Der Keneder Adler (דער קענעדער אדלער) (Note: Also transliterated as Der Keneder Odler.) was Canada's leading Yiddish newspaper from 1907 until 1977. Founded in Montreal by Hirsch Wolofsky, the Adler underpinned Yiddish cultural activity in the city for much of the 20th century.

==History==
After losing his fruit store on St. Lawrence Boulevard to a fire, Hirsch Wolofsky founded the Eagle Publishing Company with the insurance money salvaged from the disaster. Within a month, the publishing company had established functional offices and housed Canada's first Yiddish linotype machine. The Keneder Adler published its first issue on 30 August 1907. While newspaper's status was precarious during its early years, appearing only biweekly after the fourth edition, the Adler began publishing daily as of October 1908.

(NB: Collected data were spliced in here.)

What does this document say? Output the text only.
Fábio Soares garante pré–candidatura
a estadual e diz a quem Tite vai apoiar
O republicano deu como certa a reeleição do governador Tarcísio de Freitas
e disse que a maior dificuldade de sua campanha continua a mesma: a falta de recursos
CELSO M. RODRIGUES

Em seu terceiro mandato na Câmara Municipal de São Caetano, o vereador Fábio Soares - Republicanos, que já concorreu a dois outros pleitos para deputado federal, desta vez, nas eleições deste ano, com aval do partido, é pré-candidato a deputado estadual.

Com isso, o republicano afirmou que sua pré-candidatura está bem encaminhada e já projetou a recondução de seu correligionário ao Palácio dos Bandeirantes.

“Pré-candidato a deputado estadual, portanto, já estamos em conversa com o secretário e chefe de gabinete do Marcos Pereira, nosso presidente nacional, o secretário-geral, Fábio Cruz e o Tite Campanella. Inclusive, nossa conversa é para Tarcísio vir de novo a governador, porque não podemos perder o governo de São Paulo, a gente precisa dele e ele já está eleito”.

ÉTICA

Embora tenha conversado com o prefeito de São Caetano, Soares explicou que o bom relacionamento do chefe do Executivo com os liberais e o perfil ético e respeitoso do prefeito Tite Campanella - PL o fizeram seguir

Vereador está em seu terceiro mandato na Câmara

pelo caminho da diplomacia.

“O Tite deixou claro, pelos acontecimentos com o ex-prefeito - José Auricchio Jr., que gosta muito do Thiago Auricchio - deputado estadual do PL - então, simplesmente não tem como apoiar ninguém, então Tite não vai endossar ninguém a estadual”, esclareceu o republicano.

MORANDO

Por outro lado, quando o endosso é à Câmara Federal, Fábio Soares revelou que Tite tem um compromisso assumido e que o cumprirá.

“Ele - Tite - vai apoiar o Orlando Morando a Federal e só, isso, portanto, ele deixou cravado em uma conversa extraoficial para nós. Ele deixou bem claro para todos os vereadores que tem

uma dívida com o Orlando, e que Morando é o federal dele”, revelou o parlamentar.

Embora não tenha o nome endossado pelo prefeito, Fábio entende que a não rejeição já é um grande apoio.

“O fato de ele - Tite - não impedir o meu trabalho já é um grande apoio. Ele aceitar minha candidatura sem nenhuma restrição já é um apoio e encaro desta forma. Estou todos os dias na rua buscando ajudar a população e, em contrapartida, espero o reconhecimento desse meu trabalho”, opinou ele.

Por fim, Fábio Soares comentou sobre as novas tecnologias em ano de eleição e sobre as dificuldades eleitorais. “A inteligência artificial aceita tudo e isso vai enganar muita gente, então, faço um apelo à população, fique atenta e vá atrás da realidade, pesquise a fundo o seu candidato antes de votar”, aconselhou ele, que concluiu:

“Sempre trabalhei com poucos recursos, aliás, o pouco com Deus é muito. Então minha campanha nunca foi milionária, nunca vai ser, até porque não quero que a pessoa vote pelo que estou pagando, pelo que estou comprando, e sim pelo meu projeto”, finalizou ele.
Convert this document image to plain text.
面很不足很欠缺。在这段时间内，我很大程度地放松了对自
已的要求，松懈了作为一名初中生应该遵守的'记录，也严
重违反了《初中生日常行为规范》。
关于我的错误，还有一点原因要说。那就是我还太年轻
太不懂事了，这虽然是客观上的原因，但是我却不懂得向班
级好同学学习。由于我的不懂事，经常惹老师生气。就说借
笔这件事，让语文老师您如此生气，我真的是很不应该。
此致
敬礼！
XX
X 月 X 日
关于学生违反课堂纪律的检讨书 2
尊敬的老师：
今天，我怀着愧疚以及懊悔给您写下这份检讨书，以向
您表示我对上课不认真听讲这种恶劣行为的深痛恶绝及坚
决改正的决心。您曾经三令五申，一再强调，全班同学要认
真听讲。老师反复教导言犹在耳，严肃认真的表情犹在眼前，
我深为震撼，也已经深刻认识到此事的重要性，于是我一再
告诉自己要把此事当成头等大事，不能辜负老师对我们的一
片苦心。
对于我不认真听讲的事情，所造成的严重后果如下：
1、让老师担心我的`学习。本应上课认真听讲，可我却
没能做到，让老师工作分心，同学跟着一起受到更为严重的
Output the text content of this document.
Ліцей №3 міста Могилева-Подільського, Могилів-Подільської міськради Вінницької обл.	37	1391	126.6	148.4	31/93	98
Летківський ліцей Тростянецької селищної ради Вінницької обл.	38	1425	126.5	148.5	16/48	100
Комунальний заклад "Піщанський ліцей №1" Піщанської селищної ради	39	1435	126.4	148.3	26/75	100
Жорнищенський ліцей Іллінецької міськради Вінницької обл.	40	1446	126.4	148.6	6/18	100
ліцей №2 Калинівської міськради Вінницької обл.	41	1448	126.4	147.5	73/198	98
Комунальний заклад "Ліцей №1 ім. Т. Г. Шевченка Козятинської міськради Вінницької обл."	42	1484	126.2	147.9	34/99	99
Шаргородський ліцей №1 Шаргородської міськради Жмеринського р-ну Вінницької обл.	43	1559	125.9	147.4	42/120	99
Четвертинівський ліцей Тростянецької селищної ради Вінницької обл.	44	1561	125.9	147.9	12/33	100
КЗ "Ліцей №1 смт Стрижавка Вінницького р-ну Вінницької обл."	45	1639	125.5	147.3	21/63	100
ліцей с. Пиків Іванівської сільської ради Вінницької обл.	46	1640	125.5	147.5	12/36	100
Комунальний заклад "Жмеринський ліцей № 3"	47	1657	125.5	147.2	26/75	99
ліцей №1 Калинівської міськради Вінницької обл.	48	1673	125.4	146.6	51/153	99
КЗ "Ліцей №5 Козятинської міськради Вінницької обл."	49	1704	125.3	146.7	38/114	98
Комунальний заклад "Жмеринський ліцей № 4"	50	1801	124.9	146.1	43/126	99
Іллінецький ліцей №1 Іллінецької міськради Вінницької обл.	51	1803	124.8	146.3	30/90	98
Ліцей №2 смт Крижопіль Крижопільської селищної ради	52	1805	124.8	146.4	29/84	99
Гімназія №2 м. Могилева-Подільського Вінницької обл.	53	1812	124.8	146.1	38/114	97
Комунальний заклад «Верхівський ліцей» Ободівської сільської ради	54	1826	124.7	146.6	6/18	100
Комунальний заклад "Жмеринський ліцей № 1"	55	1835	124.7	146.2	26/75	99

The paper was funded by Mortimer B. Davis when it struggled again financially during the First World War. The Adler would have to pay Davis off after he sought to control the Keneder Adlers editorial policy. In 1918, the Adler published its edition of the Babylonian Talmud, which became known as the Montrealer Shas ('The Montreal Talmud') and raised the newspaper's prestige.

The Adler served as a literary forum for Montreal's emerging Yiddish intelligentsia, as both a promoter of Yiddish literature and culture (through the efforts of J. I. Segal, in particular) and as a book publisher and distributor. A. A. Roback served as editor of Der Keneder Adler from 1908 to 1912, and Reuben Brainin as editor from 1912 to 1915, before departing for New York after a disagreement with Wolofsky. A. M. Klein maintained close ties with the paper, and authored the Adlers English page from 1938 to 1941. Israel Medres's regular columns, "Di vokh in kanade" ('This Week in Canada') and "Bilder in gerikht-zal" ('Pictures in a Courtroom'), presented readers with accessible discussions of contemporary political and legal matters.

After Wolofksy's death in 1949, the Adler was run by his son Max. The newspaper ceased publication in 1977, after unsuccessful reincarnations as a weekly and as a bilingual English–Yiddish publication.